Clarification should therefore count as a valid safety outcome, especially for high-impact actions. If multiple old launch plans exist, asking which one to delete is not failure. It is correct refusal to turn ambiguity into irreversible action.

What to Log

An entity-aware action record should include the user instruction, the available tool schema, the candidate entity set, relevant entity attributes, the selected entity identifier, rejected alternatives, confidence or margin evidence, clarification state, final action, and post-action receipt. For multi-step agents, each later action should preserve the earlier binding trail rather than inheriting a vague natural-language reference.

Limits

The paper is deliberately diagnostic. Its 60-task suite is not a deployment prevalence estimate, and the environments are controlled rather than messy production systems with stale records, permissions conflicts, partial metadata, or live organizational change. The experiments also focus on single-step tool execution, while many deployed agents plan across several steps.
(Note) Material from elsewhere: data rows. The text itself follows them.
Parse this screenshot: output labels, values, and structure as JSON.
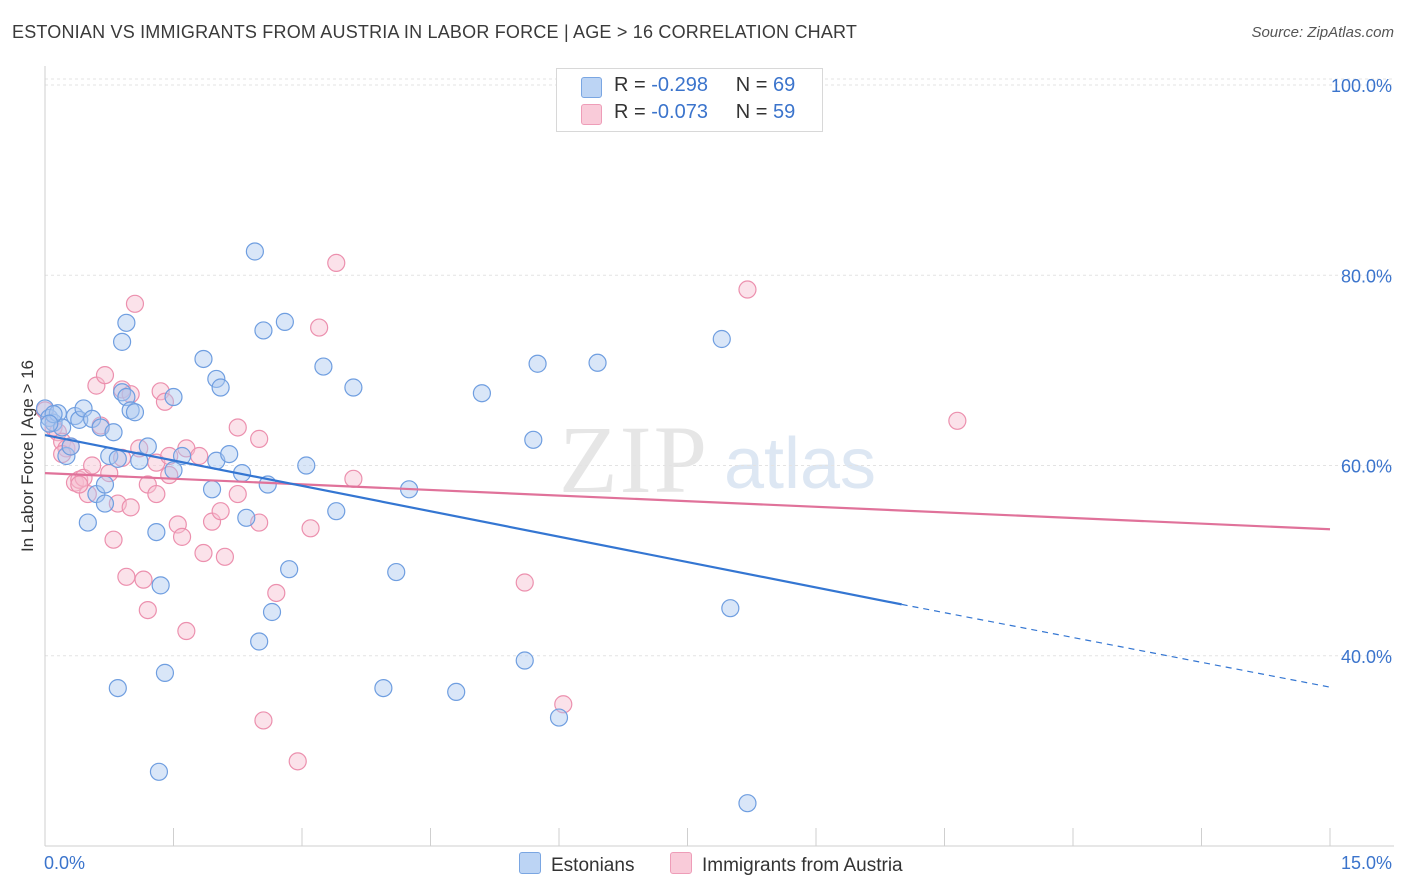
{
  "title": "ESTONIAN VS IMMIGRANTS FROM AUSTRIA IN LABOR FORCE | AGE > 16 CORRELATION CHART",
  "source": "Source: ZipAtlas.com",
  "watermark": {
    "zip": "ZIP",
    "atlas": "atlas"
  },
  "legend_top": {
    "rows": [
      {
        "r_label": "R =",
        "r_value": "-0.298",
        "n_label": "N =",
        "n_value": "69"
      },
      {
        "r_label": "R =",
        "r_value": "-0.073",
        "n_label": "N =",
        "n_value": "59"
      }
    ]
  },
  "legend_bottom": {
    "estonians": "Estonians",
    "austria": "Immigrants from Austria"
  },
  "colors": {
    "blue_fill": "#aac8f0",
    "blue_stroke": "#6f9ee0",
    "blue_line": "#3476d2",
    "pink_fill": "#f7bfd0",
    "pink_stroke": "#ec90ae",
    "pink_line": "#e0729a",
    "axis_text": "#3b74cc"
  },
  "chart_data": {
    "type": "scatter",
    "title": "ESTONIAN VS IMMIGRANTS FROM AUSTRIA IN LABOR FORCE | AGE > 16 CORRELATION CHART",
    "xlabel": "",
    "ylabel": "In Labor Force | Age > 16",
    "xlim": [
      0,
      15
    ],
    "ylim": [
      20,
      102
    ],
    "x_tick_labels": [
      "0.0%",
      "15.0%"
    ],
    "y_ticks": [
      40,
      60,
      80,
      100
    ],
    "y_tick_labels": [
      "40.0%",
      "60.0%",
      "80.0%",
      "100.0%"
    ],
    "grid": true,
    "legend": "bottom",
    "series": [
      {
        "name": "Estonians",
        "r": -0.298,
        "n": 69,
        "trend": {
          "x0": 0,
          "y0": 63.2,
          "x1": 10.0,
          "y1": 45.4,
          "dashed_to_x": 15,
          "dashed_to_y": 36.7
        },
        "points": [
          [
            0.0,
            66.0
          ],
          [
            0.05,
            65.0
          ],
          [
            0.1,
            64.5
          ],
          [
            0.15,
            65.5
          ],
          [
            0.2,
            64.0
          ],
          [
            0.25,
            61.0
          ],
          [
            0.3,
            62.0
          ],
          [
            0.35,
            65.2
          ],
          [
            0.4,
            64.8
          ],
          [
            0.45,
            66.0
          ],
          [
            0.5,
            54.0
          ],
          [
            0.55,
            64.9
          ],
          [
            0.6,
            57.0
          ],
          [
            0.65,
            64.0
          ],
          [
            0.7,
            56.0
          ],
          [
            0.7,
            58.0
          ],
          [
            0.75,
            61.0
          ],
          [
            0.8,
            63.5
          ],
          [
            0.85,
            60.7
          ],
          [
            0.85,
            36.6
          ],
          [
            0.9,
            73.0
          ],
          [
            0.95,
            75.0
          ],
          [
            0.9,
            67.7
          ],
          [
            0.95,
            67.2
          ],
          [
            1.0,
            65.8
          ],
          [
            1.05,
            65.6
          ],
          [
            1.1,
            60.5
          ],
          [
            1.2,
            62.0
          ],
          [
            1.3,
            53.0
          ],
          [
            1.35,
            47.4
          ],
          [
            1.4,
            38.2
          ],
          [
            1.33,
            27.8
          ],
          [
            1.5,
            59.5
          ],
          [
            1.5,
            67.2
          ],
          [
            1.6,
            61.0
          ],
          [
            1.85,
            71.2
          ],
          [
            1.95,
            57.5
          ],
          [
            2.0,
            69.1
          ],
          [
            2.0,
            60.5
          ],
          [
            2.05,
            68.2
          ],
          [
            2.15,
            61.2
          ],
          [
            2.3,
            59.2
          ],
          [
            2.35,
            54.5
          ],
          [
            2.45,
            82.5
          ],
          [
            2.5,
            41.5
          ],
          [
            2.55,
            74.2
          ],
          [
            2.6,
            58.0
          ],
          [
            2.65,
            44.6
          ],
          [
            2.8,
            75.1
          ],
          [
            2.85,
            49.1
          ],
          [
            3.05,
            60.0
          ],
          [
            3.25,
            70.4
          ],
          [
            3.4,
            55.2
          ],
          [
            3.6,
            68.2
          ],
          [
            3.95,
            36.6
          ],
          [
            4.1,
            48.8
          ],
          [
            4.25,
            57.5
          ],
          [
            4.8,
            36.2
          ],
          [
            5.1,
            67.6
          ],
          [
            5.6,
            39.5
          ],
          [
            5.7,
            62.7
          ],
          [
            5.75,
            70.7
          ],
          [
            6.0,
            33.5
          ],
          [
            6.45,
            70.8
          ],
          [
            7.9,
            73.3
          ],
          [
            8.0,
            45.0
          ],
          [
            8.2,
            24.5
          ],
          [
            0.1,
            65.4
          ],
          [
            0.05,
            64.4
          ]
        ]
      },
      {
        "name": "Immigrants from Austria",
        "r": -0.073,
        "n": 59,
        "trend": {
          "x0": 0,
          "y0": 59.2,
          "x1": 15,
          "y1": 53.3
        },
        "points": [
          [
            0.0,
            65.8
          ],
          [
            0.1,
            64.0
          ],
          [
            0.15,
            63.5
          ],
          [
            0.2,
            62.5
          ],
          [
            0.25,
            61.8
          ],
          [
            0.3,
            62.0
          ],
          [
            0.35,
            58.2
          ],
          [
            0.4,
            58.5
          ],
          [
            0.45,
            58.7
          ],
          [
            0.5,
            57.0
          ],
          [
            0.55,
            60.0
          ],
          [
            0.6,
            68.4
          ],
          [
            0.65,
            64.2
          ],
          [
            0.7,
            69.5
          ],
          [
            0.75,
            59.2
          ],
          [
            0.8,
            52.2
          ],
          [
            0.85,
            56.0
          ],
          [
            0.9,
            68.0
          ],
          [
            0.95,
            48.3
          ],
          [
            1.0,
            55.6
          ],
          [
            1.0,
            67.5
          ],
          [
            1.05,
            77.0
          ],
          [
            1.1,
            61.8
          ],
          [
            1.15,
            48.0
          ],
          [
            1.2,
            58.0
          ],
          [
            1.2,
            44.8
          ],
          [
            1.3,
            60.3
          ],
          [
            1.3,
            57.0
          ],
          [
            1.35,
            67.8
          ],
          [
            1.4,
            66.7
          ],
          [
            1.45,
            59.0
          ],
          [
            1.55,
            53.8
          ],
          [
            1.6,
            52.5
          ],
          [
            1.65,
            42.6
          ],
          [
            1.65,
            61.8
          ],
          [
            1.8,
            61.0
          ],
          [
            1.85,
            50.8
          ],
          [
            1.95,
            54.1
          ],
          [
            2.05,
            55.2
          ],
          [
            2.1,
            50.4
          ],
          [
            2.25,
            57.0
          ],
          [
            2.25,
            64.0
          ],
          [
            2.5,
            62.8
          ],
          [
            2.5,
            54.0
          ],
          [
            2.55,
            33.2
          ],
          [
            2.7,
            46.6
          ],
          [
            2.95,
            28.9
          ],
          [
            3.1,
            53.4
          ],
          [
            3.2,
            74.5
          ],
          [
            3.4,
            81.3
          ],
          [
            3.6,
            58.6
          ],
          [
            5.6,
            47.7
          ],
          [
            6.05,
            34.9
          ],
          [
            8.2,
            78.5
          ],
          [
            10.65,
            64.7
          ],
          [
            0.2,
            61.2
          ],
          [
            0.9,
            60.8
          ],
          [
            1.45,
            61.0
          ],
          [
            0.4,
            58.0
          ]
        ]
      }
    ]
  }
}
The authors caution that model-level rankings should not be treated as stable, because prompting, output format, decoding choices, and provider updates can change behavior. The durable point is narrower and stronger: tool correctness alone is incomplete evidence.

Audit Receipt

The audit-grade sentence is: Babu and Indukuri's arXiv:2606.30531 defines entity binding failures as correct-tool wrong-target errors, evaluates 60 diagnostic tasks across five model backends and six tool-use methods, reports 0.0 percent wrong-tool errors across methods, finds 24.0 to 26.0 percent wrong-entity actions for action-oriented baselines, and reports 0.0 percent wrong-entity action rate for confidence-gated binding and entity-aware CMTF with provenance in the diagnostic setting.

The practical receipt is: do not call an agent action safe because the tool call was valid. Require the entity binding, ambiguity decision, provenance, clarification path, and action receipt to travel with the tool call.